September 6, 2012

Reflections on Family Law

Note: I do not reveal any client information in the following paragraphs. This is a fictional episode in its entirety, relating general attitudes of the current middle-class culture.

The middle-aged client, carrying a torrid novel, gasped when I revealed that, in reviewing the trial court's judgment, there was no issue to appeal. "So, they're just going to get away with it?" "Get away with what?" I asked, noting that the child, while having increased behavioral issues when with the other parent, was hardly acting out of the norm, and had not been abused in any way. "Such small changes", I added, "would hardly justify a change in custody or visitation...you need to show something serious to a judge in order to have a custody order change." "Well", came the reply with a sob, "I will just have to keep trying."

This vignette, I suspect, would be familiar to many a practitioner of family law. The sobbing or angry client, dealing with the effects of ordered minimum visitation, angry at the legal system for failing to correct what they see as some form of injustice, especially when they feel controlled or manipulated by the other parent.

I often wonder at the root of these feelings. I suspect that in some part, my clients are affected by the natural sense of disorder resulting from dealing with a divorce or out-of-wedlock birth. That is, the individual has some sense that something is wrong, but lack any faculty to attribute it, so the confusion and anger becomes free floating. Deep down I suspect that most of these people are aware of their own fault in creating the situation, but that is far too difficult to acknowledge, and so it become attributed to the other parent.

In such cases, the law too often becomes a tool which the damaged individuals (for it is often both parents who are psychologically impaired by the former relationship) seek to control or lash out at the other individual.

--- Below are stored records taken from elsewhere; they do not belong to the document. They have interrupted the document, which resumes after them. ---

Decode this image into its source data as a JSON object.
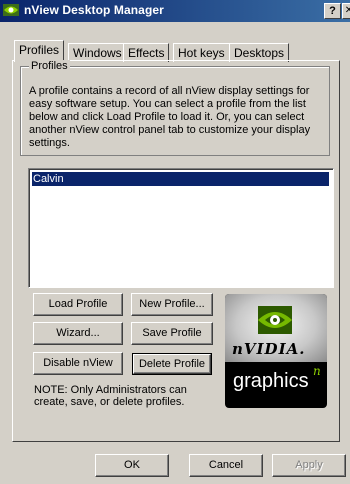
{
  "window": {
    "title": "nView Desktop Manager",
    "help_label": "?",
    "close_label": "✕"
  },
  "tabs": [
    {
      "label": "Profiles",
      "active": true
    },
    {
      "label": "Windows",
      "active": false
    },
    {
      "label": "Effects",
      "active": false
    },
    {
      "label": "Hot keys",
      "active": false
    },
    {
      "label": "Desktops",
      "active": false
    }
  ],
  "profiles_group": {
    "legend": "Profiles",
    "description": "A profile contains a record of all nView display settings for easy software setup. You can select a profile from the list below and click Load Profile to load it. Or, you can select another nView control panel tab to customize your display settings."
  },
  "profile_list": {
    "items": [
      "Calvin"
    ],
    "selected": "Calvin"
  },
  "buttons": {
    "load_profile": "Load Profile",
    "new_profile": "New Profile...",
    "wizard": "Wizard...",
    "save_profile": "Save Profile",
    "disable_nview": "Disable nView",
    "delete_profile": "Delete Profile"
  },
  "note": "NOTE: Only Administrators can create, save, or delete profiles.",
  "logo": {
    "brand": "nVIDIA.",
    "tagline": "graphics",
    "superscript": "n"
  },
  "dialog_buttons": {
    "ok": "OK",
    "cancel": "Cancel",
    "apply": "Apply"
  },
  "colors": {
    "titlebar": "#0a246a",
    "selection": "#0a246a",
    "face": "#d4d0c8",
    "logo_green": "#76b900"
  }
}
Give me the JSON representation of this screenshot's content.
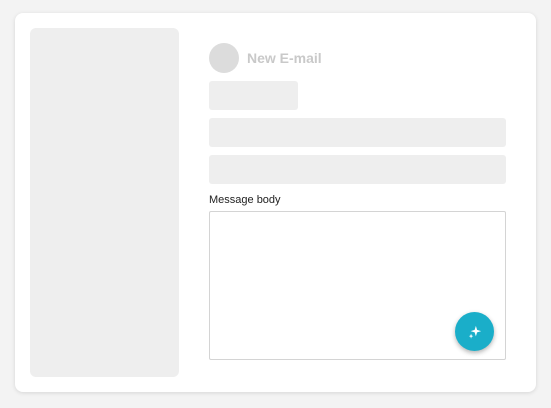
{
  "compose": {
    "title": "New E-mail",
    "message_label": "Message body",
    "message_value": "",
    "fab_icon": "sparkle-icon"
  },
  "colors": {
    "accent": "#1aaec9",
    "placeholder": "#eeeeee"
  }
}
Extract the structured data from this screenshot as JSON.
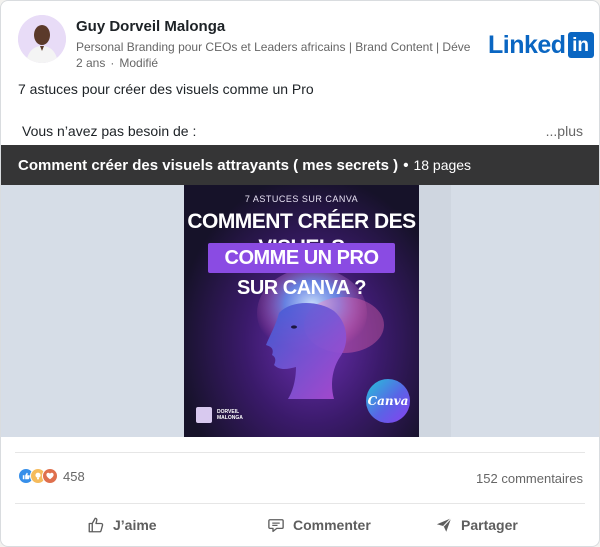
{
  "post": {
    "author_name": "Guy Dorveil Malonga",
    "author_headline": "Personal Branding pour CEOs et Leaders africains | Brand Content | Dével…",
    "time": "2 ans",
    "edited": "Modifié",
    "brand_logo_text": "Linked",
    "brand_logo_box": "in",
    "text_line1": "7 astuces pour créer des visuels comme un Pro",
    "text_line2": "Vous n’avez pas besoin de :",
    "see_more": "...plus"
  },
  "document": {
    "title": "Comment créer des visuels attrayants ( mes secrets )",
    "separator": "•",
    "pages": "18 pages",
    "cover": {
      "kicker": "7 ASTUCES SUR CANVA",
      "title_line1": "COMMENT CRÉER DES VISUELS",
      "title_line2": "COMME UN PRO SUR CANVA ?",
      "badge": "Canva",
      "author_line1": "DORVEIL",
      "author_line2": "MALONGA"
    }
  },
  "social": {
    "reaction_count": "458",
    "comments": "152 commentaires"
  },
  "actions": {
    "like": "J’aime",
    "comment": "Commenter",
    "share": "Partager"
  },
  "colors": {
    "brand": "#0a66c2",
    "cover_accent": "#8a4be3"
  }
}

Accusations of relationship rape, adultery, drug use, and domestic violence are legion, and (especially when dealing with a pro se party or a rapacious lawyer), too often discussed on the basis of flimsy evidence - used as "mud flinging". And so protective orders are issued, no-contact orders are entered, custodies are changed, and parties become willing to lie to try and get their way with their children.

Rather interestingly, the possessive pronouns used reveal quite easily how parties feel. A client will refer to what the other is doing to "my son" or "my daughter", when the pronoun "our" would be more correct. What I suspect is at the root of this is the refusal to accept a continued relationship with the other person, a requirement of frank acknowledgement would be to the person who is (knowingly or unknowingly) mourning the end of the time with the other person that produced the child.

I often wonder about the Catholic Church's insistence on the procreative and unitive aspects of sexual relations, and how it plays not not just mystically, but emotionally and physically. As I have mused above, the damaged client often seeks to use the law not just to protect the child or children, but to "get at" the other person in some way. It's almost as if the individual blames the other for their unmarried state with children and all of the additional work and expense involved, which (with the limited exception of rape or true abandonment) is almost always a shared fault.

This affects the lawyer in a few ways. One is that lawyers become jaded about anything reported by a client purporting to cast the other as some sort of monster, as such things may play out to be lies or exaggerations, and lawyers find it much more difficult to believe their clients. Moreover, with the widespread advent of emotionally "venting", the report from the client that  "I saw [insert bad thing here] on Facebook" something about the other becomes an instant red-flag of problems for the lawyer. Another negative effect is that good lawyers, who are aware of their clients' own problems, and aware of the weakness and difficulties of their own cases, are blamed for "not making a strong case", for failing to get the change of custody, or are fired for not being enough of a "bulldog". And so, good lawyers rapidly flee family law, sick of the accusations, the emotional treacle (see here: Death by Treacle) and the inability to get clients to compromise.